Карен Стрит - Эдгар Аллан По и Лондонский Монстр
И все же смерть неразрывно связывала церковь Гроба Господня с Ньюгейтом. Каждый раз перед казнью церковный звонарь спускался в туннель, ведущий из церкви в тюрьму, и, достигнув места назначения, двенадцать раз звонил в ручной колокол, призывая преступников, ожидающих виселицы, к покаянию. Интересно, как обстояло дело с детьми ньюгейтских заключенных, младенцами, ожидавшими крещения?

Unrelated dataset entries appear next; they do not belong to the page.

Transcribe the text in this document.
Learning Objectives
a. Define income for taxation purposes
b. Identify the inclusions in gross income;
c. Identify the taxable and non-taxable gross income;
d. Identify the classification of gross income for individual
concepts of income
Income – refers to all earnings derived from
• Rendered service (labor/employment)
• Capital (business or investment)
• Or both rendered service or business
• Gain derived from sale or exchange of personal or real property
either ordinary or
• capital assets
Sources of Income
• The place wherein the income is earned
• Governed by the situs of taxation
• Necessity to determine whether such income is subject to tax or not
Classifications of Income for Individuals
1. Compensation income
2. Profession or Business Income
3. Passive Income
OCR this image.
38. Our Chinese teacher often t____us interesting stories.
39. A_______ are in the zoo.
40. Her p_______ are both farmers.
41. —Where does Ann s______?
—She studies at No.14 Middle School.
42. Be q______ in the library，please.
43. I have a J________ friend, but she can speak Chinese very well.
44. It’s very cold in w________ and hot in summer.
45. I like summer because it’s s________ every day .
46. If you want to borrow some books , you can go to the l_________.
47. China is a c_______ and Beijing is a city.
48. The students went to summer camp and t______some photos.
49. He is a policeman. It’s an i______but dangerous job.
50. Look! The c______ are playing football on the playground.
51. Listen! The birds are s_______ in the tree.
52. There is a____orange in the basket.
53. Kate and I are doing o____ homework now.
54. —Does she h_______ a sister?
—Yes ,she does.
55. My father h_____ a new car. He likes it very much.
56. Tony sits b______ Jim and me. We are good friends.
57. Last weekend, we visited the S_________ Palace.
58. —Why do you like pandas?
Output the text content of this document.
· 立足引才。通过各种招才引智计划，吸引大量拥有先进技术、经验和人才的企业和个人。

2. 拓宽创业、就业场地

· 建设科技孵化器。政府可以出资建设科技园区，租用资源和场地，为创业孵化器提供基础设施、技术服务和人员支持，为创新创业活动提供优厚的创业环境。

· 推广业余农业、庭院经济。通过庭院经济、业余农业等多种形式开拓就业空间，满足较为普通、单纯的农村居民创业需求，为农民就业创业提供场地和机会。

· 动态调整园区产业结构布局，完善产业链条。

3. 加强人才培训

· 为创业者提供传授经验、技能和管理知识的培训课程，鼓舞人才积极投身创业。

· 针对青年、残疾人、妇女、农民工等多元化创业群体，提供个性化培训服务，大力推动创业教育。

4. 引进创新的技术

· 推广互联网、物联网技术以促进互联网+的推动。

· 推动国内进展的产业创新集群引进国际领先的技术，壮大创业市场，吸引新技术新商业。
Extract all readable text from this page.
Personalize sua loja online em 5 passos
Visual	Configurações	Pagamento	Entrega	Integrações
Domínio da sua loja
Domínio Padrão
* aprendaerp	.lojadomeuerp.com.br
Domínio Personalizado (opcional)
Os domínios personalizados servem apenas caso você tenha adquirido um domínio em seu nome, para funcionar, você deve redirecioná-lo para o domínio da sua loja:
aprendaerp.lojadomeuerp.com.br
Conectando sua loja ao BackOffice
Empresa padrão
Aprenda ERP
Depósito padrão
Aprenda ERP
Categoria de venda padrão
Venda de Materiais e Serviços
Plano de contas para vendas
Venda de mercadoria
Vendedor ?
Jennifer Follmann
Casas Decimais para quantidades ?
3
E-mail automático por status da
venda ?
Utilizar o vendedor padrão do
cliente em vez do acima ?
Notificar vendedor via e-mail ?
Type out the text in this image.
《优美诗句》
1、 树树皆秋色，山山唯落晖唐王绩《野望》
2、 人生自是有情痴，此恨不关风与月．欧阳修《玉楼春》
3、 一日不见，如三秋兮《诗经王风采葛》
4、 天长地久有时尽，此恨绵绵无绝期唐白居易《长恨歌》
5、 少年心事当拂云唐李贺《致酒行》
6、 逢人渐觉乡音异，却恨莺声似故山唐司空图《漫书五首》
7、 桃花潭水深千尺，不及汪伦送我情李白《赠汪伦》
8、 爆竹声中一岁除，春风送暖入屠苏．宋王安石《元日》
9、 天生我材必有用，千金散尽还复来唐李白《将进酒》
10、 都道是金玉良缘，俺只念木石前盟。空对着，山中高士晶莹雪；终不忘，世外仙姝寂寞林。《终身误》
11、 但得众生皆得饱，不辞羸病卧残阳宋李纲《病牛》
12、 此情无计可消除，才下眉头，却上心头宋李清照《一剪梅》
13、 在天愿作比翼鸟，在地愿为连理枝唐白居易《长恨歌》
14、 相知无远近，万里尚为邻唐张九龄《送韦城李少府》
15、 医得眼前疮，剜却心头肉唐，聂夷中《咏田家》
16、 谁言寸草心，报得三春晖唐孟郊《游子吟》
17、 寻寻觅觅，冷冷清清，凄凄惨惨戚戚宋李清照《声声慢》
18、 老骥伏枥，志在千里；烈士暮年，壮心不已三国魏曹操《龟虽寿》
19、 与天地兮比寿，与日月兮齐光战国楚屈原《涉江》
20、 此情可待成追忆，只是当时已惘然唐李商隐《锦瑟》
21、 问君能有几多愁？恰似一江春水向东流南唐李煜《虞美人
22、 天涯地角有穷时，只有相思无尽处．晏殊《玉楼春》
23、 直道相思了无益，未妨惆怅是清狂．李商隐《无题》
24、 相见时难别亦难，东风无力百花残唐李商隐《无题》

Стараясь не мешать сидевшим на скамьях со сложенными на груди руками и взглядами, опущенными долу, молящимся, я прошел через зал в поисках кого-либо, кому я мог бы задать интересующие меня вопросы. Должно быть, мое поведение выглядело подозрительно: повернувшись, чтобы осмотреть противоположный конец зала, я обнаружил прямо перед собой весьма рослого и строгого пожилого человека с седыми волосами и пронзительными синими глазами, одетого в простую черную сутану.
– Вы заблудились, сэр? – спросил он глубоким резким басом.
Если таким голосом читать приговоренным строфы, призывающие к покаянию, то на виселицу они наверняка должны отправляться с неподдельным страхом в сердцах.
– Я ищу кого-нибудь, кто помог бы мне отыскать запись о крещении. Мистер Терли сообщил мне, что искать следует здесь.
Человек в сутане взирал на меня, словно чувствовал в последней моей реплике некоторое преувеличение.
– Отчего вы ищете эту запись? Вы полагаете, что некто на самом деле не был крещен или является самозванцем?
Новость о том, что Ринвик Уильямс, возможно, имел сына, так возбудила мои нервы, что я не учел возможных препятствий на пути к главной, жизненно важной детали – имени его сына. Что же ответить? Скрыть правду – вдруг он узрит обман своим острым взглядом? Рассказать все как есть – вдруг он знает историю Ринвика Уильямса и Монстра и откажет?
– Я ищу запись о крещении, совершенном в мае тысяча семьсот девяносто пятого года. К сожалению, точной даты назвать не могу. Отца звали Ринвик Уильямс. Он вместе с матерью ребенка был заключен в Ньюгейтскую тюрьму, там этот ребенок и родился. Я же – родственник мисс Сары Портер из Маргита, пострадавшей некогда от нападения Ринвика Уильямса. Теперь же ее снова преследует какой-то дьявол, и она подозревает, что это сын того самого Лондонского Монстра. Я здесь, чтобы помочь мисс Портер удостовериться, вправду ли у Ринвика Уильямса был сын, и если так, то как его зовут.
Клирик окинул меня взглядом таксидермиста, изучающего мертвую птицу. Хмыкнув, он распахнул передо мной дверь. Мы прошли в комнату, где находился стол и множество полок, забитых книгами. Подойдя к полкам, он быстро отыскал огромный том в кожаном переплете и сел с ним к столу. Я остался стоять на пороге, и священник, не поднимая глаз и не говоря ни слова, подозвал меня к себе резким жестом. Я сел в кресло у стола и принялся ждать, наблюдая, как его палец скользит вдоль строк.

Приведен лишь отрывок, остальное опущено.